17. Pas besoin non plus de les absorber avec un protège-slip (c’est même déconseillé).

Hello Ladies (HBO) / Via giphy.com

Le protège-slip serait-il alors le moyen d’éviter cette humidité? Pas vraiment. Outre l’aspect financier (malgré la «taxe rose», ça coûte bonbon), on peut supposer que l’on retrouve dans les protège-slips comme dans les tampons et les serviettes hygiéniques des produits toxiques. Pourquoi alors prendre le risque d’étaler une protection dans le fond de sa culotte? «Les protège-slips, mieux vaut éviter d’en porter. Il peut y en avoir qui sont irritants et provoquent des allergies», expose Béatrice Guigues.

«Aux jeunes filles qui demandent comment elles peuvent faire pour que ça ne tache pas leur culotte, je leur suggère d’utiliser des protège-slips en coton qui ne contiennent pas de produits chimiques et qui passent à la machine et sont donc plus écologiques», complète l’infirmière scolaire Mélanie Tonerie.

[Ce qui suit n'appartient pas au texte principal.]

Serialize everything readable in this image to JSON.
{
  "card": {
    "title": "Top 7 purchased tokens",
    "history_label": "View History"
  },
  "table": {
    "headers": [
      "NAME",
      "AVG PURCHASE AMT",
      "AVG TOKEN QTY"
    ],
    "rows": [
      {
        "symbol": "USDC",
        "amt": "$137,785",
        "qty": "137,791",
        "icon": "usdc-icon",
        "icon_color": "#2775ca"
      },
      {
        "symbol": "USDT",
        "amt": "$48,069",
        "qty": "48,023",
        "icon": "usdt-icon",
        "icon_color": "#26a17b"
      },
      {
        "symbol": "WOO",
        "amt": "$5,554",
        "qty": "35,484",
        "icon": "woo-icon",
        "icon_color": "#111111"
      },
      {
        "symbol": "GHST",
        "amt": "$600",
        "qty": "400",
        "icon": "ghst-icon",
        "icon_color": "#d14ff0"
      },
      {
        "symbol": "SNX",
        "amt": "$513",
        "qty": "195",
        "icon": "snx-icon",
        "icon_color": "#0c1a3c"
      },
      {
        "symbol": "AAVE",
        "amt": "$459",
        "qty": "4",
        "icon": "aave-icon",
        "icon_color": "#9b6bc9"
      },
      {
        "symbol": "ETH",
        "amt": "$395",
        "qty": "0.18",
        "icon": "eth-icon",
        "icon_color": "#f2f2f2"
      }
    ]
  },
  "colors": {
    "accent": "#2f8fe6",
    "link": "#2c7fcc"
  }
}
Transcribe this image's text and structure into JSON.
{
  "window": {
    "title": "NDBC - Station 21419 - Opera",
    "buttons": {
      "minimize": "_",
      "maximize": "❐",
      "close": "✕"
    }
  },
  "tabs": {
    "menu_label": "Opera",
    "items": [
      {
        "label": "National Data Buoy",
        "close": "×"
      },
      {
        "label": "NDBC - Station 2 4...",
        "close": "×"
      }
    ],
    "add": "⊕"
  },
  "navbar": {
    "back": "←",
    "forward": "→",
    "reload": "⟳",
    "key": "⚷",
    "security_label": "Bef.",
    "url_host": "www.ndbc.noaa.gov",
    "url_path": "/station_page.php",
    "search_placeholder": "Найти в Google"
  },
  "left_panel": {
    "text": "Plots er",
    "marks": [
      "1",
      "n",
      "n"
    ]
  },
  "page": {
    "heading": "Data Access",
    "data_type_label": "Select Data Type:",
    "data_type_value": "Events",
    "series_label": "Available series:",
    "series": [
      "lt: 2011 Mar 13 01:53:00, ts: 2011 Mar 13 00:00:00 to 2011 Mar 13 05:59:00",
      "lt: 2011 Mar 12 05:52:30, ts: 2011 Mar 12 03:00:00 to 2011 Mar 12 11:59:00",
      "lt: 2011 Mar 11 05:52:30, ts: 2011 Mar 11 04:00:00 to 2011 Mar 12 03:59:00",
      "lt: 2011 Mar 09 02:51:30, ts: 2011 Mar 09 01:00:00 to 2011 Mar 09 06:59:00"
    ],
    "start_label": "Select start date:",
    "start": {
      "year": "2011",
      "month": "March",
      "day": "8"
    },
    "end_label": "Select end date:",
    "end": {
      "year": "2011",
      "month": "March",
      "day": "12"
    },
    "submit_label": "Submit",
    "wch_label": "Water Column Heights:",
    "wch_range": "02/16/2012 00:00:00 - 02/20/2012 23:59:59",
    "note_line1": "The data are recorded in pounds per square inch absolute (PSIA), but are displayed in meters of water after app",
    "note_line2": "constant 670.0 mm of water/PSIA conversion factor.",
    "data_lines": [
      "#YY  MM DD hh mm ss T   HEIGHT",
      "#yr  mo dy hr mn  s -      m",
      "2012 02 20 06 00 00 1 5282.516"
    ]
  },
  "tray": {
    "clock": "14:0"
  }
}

18. Encore moins avec un tampon.

She’s the Man (DreamWorks) / Via giphy.com

Précisons d’ailleurs à celles qui pensaient utiliser des tampons mini en dehors de leurs règles pour absorber les pertes blanches et éviter la sensation d’humidité dans la culotte que ce n’est pas une bonne idée (même si on était sûr de leur composition). «Cela va assécher la muqueuse. Et le risque du syndrome du choc toxique est plus important quand il y a peu de sécrétions. On ne va donc pas s’amuser à mettre un tampon pour ces pertes physiologiques. C’est disproportionné!» s’exclame la gynécologue.

Conclusion: «il faut laisser respirer», clame Isabelle Louis, du Planning. Ceci n’est pas une injonction à dormir nue. Juste un rappel que les pertes blanches, en fait, ne méritent pas de retenir sa respiration (puisqu’on l’a dit, elles ne sentent pas mauvais) ni d’être absorbées coûte que coûte.